Apabila tekanan di pasar komoditas terus berlanjut dan memicu koreksi lebih lanjut pada harga emas dunia maupun logam mulia, Ibrahim telah memetakan beberapa titik jenuh bawah (support) teknikal yang perlu diwaspadai investor untuk sepekan ke depan.

Jika melemah, akan menguji level USD4.264 per troy ons. Jika koreksi berlanjut, harga dapat merosot ke level.

Adapun logam mulia domestik diperkirakan menguji level Rp2.708.000 per gram. Jika pelemahan semakin besar, harga berpotensi mendarat di kisaran Rp2.630.000 per gram.

"Kalau seandainya melemah support-nya di 2.708.000 rupiah per gram.

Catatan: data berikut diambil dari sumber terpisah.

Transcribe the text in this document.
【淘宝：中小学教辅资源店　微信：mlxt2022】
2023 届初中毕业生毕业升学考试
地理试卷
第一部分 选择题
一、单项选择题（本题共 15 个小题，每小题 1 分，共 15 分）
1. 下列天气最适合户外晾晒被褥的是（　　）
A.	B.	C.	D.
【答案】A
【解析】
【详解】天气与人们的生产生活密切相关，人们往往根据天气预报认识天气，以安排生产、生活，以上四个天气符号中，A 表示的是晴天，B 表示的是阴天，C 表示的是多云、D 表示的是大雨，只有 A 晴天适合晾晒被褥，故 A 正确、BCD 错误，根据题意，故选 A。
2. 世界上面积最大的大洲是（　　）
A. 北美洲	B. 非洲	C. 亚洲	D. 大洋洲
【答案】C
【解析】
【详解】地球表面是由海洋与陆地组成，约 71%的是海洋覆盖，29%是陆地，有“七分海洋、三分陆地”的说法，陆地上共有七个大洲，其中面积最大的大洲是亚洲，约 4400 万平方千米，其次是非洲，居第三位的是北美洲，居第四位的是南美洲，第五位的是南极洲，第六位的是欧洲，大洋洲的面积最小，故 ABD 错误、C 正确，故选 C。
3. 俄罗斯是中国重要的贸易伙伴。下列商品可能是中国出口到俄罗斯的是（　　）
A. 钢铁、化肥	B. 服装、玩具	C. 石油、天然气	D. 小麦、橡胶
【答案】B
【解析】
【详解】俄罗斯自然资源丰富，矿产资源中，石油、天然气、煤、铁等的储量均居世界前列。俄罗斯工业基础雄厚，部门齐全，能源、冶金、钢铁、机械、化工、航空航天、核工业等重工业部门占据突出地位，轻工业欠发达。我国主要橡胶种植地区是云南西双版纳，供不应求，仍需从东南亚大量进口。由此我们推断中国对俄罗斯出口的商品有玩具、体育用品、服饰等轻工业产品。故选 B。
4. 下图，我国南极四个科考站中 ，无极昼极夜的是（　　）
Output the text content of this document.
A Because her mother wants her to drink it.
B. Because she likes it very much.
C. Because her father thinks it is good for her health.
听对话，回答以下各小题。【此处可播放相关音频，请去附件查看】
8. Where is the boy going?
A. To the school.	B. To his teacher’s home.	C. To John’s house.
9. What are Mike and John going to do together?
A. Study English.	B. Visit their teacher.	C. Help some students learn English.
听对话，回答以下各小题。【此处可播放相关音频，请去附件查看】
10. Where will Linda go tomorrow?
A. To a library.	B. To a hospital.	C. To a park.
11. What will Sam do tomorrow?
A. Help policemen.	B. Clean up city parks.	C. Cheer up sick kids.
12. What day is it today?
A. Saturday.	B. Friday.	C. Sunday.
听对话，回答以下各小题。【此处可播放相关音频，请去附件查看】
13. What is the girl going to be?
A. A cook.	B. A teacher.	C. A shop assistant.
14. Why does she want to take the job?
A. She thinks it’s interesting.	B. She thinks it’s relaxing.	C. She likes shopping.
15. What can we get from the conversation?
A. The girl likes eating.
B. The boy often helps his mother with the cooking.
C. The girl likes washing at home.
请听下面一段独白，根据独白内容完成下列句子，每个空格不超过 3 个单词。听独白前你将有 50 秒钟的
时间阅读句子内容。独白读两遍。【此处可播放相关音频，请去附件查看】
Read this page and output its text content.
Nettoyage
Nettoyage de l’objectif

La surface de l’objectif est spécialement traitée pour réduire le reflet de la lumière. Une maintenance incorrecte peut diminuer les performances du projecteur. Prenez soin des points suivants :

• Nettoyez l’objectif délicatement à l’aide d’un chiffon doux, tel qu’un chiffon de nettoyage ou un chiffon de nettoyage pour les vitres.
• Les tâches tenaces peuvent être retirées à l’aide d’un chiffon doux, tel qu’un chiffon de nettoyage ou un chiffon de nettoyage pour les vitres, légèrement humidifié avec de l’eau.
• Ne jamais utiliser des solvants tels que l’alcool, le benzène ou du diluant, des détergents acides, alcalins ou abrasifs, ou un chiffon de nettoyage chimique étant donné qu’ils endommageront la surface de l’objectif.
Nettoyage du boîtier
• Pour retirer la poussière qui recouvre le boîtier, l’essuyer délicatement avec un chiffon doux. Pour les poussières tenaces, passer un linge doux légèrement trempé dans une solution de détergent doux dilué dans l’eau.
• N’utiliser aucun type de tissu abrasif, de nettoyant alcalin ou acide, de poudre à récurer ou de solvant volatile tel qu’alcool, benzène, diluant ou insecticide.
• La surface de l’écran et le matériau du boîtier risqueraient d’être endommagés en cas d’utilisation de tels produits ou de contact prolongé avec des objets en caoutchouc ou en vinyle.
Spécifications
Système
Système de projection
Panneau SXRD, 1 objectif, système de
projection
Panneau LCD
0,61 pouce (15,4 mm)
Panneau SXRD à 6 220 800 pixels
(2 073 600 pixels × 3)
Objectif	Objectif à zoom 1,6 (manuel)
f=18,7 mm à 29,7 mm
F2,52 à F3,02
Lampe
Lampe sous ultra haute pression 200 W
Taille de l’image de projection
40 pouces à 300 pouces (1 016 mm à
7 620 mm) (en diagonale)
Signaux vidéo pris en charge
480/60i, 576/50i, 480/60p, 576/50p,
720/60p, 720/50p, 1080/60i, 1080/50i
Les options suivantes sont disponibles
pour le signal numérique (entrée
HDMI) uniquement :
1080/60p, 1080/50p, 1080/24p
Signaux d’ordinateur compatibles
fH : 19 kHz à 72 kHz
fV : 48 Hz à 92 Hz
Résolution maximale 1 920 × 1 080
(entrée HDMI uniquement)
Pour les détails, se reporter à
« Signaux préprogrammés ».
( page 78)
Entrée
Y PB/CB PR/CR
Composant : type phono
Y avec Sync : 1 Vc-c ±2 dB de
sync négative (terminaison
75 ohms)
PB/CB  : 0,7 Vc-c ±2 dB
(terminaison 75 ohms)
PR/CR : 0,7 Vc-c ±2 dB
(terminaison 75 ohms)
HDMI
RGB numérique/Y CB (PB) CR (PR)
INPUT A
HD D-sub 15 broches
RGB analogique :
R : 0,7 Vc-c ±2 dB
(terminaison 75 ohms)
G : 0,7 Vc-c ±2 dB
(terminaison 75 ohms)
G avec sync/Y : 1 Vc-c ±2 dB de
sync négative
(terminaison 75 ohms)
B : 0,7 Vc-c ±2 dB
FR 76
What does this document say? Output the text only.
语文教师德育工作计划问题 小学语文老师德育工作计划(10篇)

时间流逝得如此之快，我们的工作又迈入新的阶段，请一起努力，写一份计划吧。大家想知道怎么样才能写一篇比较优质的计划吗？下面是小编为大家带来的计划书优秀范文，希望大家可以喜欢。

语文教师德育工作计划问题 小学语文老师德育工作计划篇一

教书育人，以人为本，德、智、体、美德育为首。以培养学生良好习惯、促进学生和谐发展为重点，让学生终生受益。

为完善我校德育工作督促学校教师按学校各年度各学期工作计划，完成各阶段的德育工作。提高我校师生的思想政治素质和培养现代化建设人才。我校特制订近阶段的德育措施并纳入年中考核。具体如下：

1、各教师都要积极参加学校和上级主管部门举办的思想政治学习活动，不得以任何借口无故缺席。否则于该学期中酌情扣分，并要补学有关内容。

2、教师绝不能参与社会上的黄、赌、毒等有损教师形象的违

Kalau seandainya melemah kembali kemungkinan besar harga logam mulia itu di 2.630.000. Itu kalau seandainya emas dunia logam mulia terkoreksi," kata Ibrahim.

Meskipun saat ini dibayangi tren penurunan, peluang pembalikan arah (rebound) atau penguatan harga tetap terbuka. Jika sentimen pasar berbalik positif, Ibrahim merinci target kenaikan (resistance).

Emas dunia berpotensi menguat menuju USD4.384 per troy ons. Jika reli berlanjut, target berikutnya berada di level USD4.560 per troy ons.

Sedangkan logam mulia domestik berpotensi merangkak naik ke level Rp2.768.000 per gram. Target penguatan puncak berada di level Rp2.830.000 per gram.

Secara keseluruhan, Ibrahim memproyeksikan dalam satu minggu ke depan, emas dunia akan diperdagangkan secara berkisar (range-bound) antara USD4.153 hingga USD4.560 per troy ons.

Sementara untuk logam mulia domestik akan bergerak di rentang batas bawah Rp2.630.000 per gram hingga batas atas Rp2.830.000 per gram.

Menariknya, Ibrahim melihat penurunan harga komoditas ini justru dimanfaatkan secara agresif oleh institusi finansial global untuk mengamankan aset aman (safe haven) mereka.

"Nah pada saat harga emas dunia ya emas fisik ini relatif lebih murah ya ini supply dan demand Bank Sentral Global itu terus melakukan pembelian," kata dia.